On average, 4.2 years elapsed between publication of an environmental impact statement or environmental assessment and conclusion of the corresponding legal challenge at the appellate level. Of these appealed cases, 84% were closed less than six years after the contested permit was published, and 39% were closed in less than three.
Among the challenges, 42% contested environmental impact statements, and 36% contested environmental assessments. Agencies won about 80% of challenges to both.
NGOs instigated 72% of the total challenges. Of those, just 10 organizations initiated 35% and had a success rate of just 26%, merely 6% higher than the average for all types of plaintiffs.
Only 2.8% of NEPA litigations pertained to agency assessment of environmental justice issues.

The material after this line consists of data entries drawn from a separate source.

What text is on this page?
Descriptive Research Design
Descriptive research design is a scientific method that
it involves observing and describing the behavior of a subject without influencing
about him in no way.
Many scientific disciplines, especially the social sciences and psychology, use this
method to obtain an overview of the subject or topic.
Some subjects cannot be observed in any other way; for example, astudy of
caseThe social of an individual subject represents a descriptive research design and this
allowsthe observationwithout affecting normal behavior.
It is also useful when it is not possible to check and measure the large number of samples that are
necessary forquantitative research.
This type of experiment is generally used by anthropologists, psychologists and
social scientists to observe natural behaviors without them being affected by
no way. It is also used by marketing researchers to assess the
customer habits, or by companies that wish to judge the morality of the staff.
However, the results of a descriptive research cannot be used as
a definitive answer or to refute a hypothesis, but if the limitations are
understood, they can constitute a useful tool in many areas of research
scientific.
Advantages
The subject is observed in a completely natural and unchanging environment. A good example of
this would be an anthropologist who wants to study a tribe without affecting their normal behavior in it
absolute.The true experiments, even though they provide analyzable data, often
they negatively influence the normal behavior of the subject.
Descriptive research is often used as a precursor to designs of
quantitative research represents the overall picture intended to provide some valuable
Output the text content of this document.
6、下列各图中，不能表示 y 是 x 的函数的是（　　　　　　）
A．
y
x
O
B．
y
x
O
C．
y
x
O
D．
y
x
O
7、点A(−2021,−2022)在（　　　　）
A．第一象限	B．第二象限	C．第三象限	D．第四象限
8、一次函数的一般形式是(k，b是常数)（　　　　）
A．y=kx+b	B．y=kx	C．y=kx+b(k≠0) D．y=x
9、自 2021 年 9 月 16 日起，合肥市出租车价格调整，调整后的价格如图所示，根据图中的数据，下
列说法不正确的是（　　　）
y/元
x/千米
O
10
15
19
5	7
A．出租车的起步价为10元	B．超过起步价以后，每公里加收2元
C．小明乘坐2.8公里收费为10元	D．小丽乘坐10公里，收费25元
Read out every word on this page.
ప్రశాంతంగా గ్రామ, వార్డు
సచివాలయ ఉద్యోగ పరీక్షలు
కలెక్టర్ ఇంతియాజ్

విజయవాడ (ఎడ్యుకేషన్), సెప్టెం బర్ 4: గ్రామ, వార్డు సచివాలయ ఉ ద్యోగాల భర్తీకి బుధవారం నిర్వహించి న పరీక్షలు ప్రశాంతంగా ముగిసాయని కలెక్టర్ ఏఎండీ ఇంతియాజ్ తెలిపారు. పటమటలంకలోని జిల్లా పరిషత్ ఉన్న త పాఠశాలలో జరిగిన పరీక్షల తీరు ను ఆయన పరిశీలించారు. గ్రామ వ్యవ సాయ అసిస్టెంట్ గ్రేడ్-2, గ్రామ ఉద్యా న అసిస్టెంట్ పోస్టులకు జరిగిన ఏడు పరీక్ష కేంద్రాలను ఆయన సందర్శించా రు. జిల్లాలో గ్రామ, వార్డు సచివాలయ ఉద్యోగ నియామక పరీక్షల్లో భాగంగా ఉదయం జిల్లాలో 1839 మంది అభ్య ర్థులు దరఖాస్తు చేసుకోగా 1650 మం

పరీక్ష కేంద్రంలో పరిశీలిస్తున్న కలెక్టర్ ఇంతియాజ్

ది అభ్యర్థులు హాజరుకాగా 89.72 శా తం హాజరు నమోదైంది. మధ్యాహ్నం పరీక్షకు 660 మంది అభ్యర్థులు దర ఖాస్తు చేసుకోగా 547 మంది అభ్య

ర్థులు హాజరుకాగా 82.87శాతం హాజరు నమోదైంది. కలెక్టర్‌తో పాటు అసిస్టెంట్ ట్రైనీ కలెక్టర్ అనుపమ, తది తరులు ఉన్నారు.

Public lands management projects were the most common subject of litigation (37%), the greatest share of which (47%) challenged forest management projects. Just 10 groups filed 67% of the challenges to forest management projects and collectively won only 23% of those cases, adding 3.7 years on average to the process of implementing the 77% of projects on cases they lost.
Energy projects were the second most common subject of litigation (29%). Litigation delayed fossil fuel and clean energy project implementation by 3.9 years on average, despite the fact that agencies won 71% of those challenges. NGOs filed 74% of energy cases, with just 10 organizations responsible for 48% of challenges.